As seitas surgem e se propagam com grande vitalidade. São um fenômeno alarmante especialmente na América Latina e na África. O termo seita, na América Latina, costumava ser aplicado a todos os grupos não católicos. Com o avanço do ecumenismo, o termo passou a ficar reservado aos grupos mais extremistas.

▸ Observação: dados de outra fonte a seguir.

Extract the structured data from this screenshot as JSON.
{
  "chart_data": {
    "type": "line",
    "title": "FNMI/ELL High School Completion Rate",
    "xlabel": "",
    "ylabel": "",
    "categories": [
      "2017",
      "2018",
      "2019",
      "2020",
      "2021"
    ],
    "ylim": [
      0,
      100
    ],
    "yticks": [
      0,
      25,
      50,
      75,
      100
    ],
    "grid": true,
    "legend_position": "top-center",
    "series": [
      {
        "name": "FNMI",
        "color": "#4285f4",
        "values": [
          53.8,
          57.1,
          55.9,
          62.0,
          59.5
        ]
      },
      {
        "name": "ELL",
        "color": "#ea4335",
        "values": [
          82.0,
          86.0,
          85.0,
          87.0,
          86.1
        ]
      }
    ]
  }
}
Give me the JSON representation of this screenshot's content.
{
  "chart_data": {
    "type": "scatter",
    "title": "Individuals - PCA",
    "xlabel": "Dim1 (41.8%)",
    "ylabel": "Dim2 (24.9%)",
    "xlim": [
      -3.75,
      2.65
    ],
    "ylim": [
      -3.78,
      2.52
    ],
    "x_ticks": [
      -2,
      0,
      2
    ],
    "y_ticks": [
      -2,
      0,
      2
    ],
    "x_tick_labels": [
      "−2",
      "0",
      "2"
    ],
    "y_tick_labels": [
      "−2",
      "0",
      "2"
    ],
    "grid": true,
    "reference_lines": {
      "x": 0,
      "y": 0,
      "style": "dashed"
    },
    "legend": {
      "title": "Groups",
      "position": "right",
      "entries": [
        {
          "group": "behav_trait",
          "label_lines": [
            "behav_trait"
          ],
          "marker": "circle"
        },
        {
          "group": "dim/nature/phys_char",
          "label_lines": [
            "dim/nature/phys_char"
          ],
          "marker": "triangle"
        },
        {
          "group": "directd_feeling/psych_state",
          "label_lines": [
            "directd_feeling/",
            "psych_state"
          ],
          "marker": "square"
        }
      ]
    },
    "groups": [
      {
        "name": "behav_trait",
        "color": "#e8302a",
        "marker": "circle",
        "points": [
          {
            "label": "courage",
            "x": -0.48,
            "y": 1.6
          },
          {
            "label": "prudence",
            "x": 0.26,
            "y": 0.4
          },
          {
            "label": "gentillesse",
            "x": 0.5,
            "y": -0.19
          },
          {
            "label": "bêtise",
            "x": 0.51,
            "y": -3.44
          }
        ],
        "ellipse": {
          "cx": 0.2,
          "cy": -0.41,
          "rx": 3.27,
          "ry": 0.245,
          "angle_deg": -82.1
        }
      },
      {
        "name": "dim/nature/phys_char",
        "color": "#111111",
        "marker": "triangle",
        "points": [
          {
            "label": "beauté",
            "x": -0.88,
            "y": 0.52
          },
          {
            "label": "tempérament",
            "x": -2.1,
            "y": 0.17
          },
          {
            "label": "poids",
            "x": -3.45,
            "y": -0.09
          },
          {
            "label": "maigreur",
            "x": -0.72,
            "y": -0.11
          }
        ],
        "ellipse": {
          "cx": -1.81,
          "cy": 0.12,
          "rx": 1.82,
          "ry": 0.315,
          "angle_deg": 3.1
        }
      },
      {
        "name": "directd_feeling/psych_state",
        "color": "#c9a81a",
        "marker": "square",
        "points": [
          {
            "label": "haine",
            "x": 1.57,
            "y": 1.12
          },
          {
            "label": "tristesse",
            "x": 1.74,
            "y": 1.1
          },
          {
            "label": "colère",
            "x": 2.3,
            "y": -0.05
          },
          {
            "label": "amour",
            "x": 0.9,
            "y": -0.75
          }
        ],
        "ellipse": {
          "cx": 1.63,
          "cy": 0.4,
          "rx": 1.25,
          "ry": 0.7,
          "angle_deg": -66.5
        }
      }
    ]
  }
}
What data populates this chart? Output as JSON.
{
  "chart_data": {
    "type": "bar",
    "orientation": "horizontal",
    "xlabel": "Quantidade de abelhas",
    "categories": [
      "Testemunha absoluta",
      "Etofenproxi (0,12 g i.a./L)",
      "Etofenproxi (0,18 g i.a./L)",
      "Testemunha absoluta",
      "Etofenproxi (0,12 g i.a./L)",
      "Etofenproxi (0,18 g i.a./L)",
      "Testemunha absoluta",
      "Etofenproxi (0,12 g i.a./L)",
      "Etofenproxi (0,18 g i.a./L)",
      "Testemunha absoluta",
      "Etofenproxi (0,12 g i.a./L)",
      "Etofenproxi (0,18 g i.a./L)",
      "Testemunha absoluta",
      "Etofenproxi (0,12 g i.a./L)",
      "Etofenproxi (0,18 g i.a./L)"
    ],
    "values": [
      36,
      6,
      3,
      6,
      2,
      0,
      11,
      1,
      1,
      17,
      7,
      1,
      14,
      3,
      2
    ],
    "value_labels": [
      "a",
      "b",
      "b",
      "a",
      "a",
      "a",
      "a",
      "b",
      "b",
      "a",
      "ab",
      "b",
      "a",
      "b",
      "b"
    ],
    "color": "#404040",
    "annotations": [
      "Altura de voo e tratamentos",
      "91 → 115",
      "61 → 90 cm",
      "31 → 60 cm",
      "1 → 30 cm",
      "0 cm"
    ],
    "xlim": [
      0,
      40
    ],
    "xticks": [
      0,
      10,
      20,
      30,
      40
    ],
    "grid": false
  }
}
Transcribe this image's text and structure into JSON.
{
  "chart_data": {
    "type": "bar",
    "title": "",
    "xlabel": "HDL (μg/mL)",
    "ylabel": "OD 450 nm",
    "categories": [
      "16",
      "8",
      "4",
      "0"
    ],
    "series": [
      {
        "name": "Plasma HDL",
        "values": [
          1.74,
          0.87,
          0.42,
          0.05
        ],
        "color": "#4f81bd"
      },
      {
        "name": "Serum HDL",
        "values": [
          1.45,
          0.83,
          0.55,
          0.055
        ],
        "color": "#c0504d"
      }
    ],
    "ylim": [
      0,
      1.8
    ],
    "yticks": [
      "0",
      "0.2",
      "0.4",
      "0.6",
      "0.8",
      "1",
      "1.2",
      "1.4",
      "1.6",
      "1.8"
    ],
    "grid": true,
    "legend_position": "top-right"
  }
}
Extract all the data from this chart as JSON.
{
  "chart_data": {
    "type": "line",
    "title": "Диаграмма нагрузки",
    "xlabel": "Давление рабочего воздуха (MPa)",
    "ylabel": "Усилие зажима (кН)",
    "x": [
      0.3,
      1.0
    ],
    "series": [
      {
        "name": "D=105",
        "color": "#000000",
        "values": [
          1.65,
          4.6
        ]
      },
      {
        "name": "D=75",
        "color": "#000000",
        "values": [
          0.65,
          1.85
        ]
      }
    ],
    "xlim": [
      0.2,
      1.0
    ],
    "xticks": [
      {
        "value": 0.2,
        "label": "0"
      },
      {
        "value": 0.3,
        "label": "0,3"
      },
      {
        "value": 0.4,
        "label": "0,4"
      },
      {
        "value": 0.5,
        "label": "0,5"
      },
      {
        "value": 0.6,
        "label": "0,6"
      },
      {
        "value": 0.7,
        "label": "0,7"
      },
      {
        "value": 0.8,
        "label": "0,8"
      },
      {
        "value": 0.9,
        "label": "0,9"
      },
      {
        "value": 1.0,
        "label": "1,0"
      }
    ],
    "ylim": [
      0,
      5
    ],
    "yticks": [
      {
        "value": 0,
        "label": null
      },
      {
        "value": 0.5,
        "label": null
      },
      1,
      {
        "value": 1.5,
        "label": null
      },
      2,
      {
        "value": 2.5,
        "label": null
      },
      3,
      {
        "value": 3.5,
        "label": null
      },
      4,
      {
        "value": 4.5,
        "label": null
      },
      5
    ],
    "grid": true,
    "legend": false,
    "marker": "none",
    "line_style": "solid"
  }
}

A história recente das religiões é marcada pelo fenômeno das seitas. Elas surgem e se propagam com grande vitalidade. Algumas são de natureza esotérica, outras têm suas raízes nas religiões da África ou da Ásia, e há também as que se originaram a partir de sua própria interpretação da Bíblia.
A palavra “seita” não é usada em todos os lugares com o mesmo significado. Na América Latina, por exemplo, o termo costumava ser aplicado a todos os grupos não católicos, mesmo quando pertenciam às Igrejas protestantes tradicionais. Mas com o avanço do ecumenismo, a palavra “seita” passou a ficar reservada aos grupos mais extremistas e agressivos. Para se referir a determinados grupos mais moderados, costuma-se usar a expressão “novos movimentos religiosos”, considerada mais neutra.
Na Europa Ocidental, a palavra seita tem uma conotação negativa. Já no Japão, as novas religiões de origem xintoísta ou budista são geralmente chamadas de seitas, sem nenhum sentido depreciativo.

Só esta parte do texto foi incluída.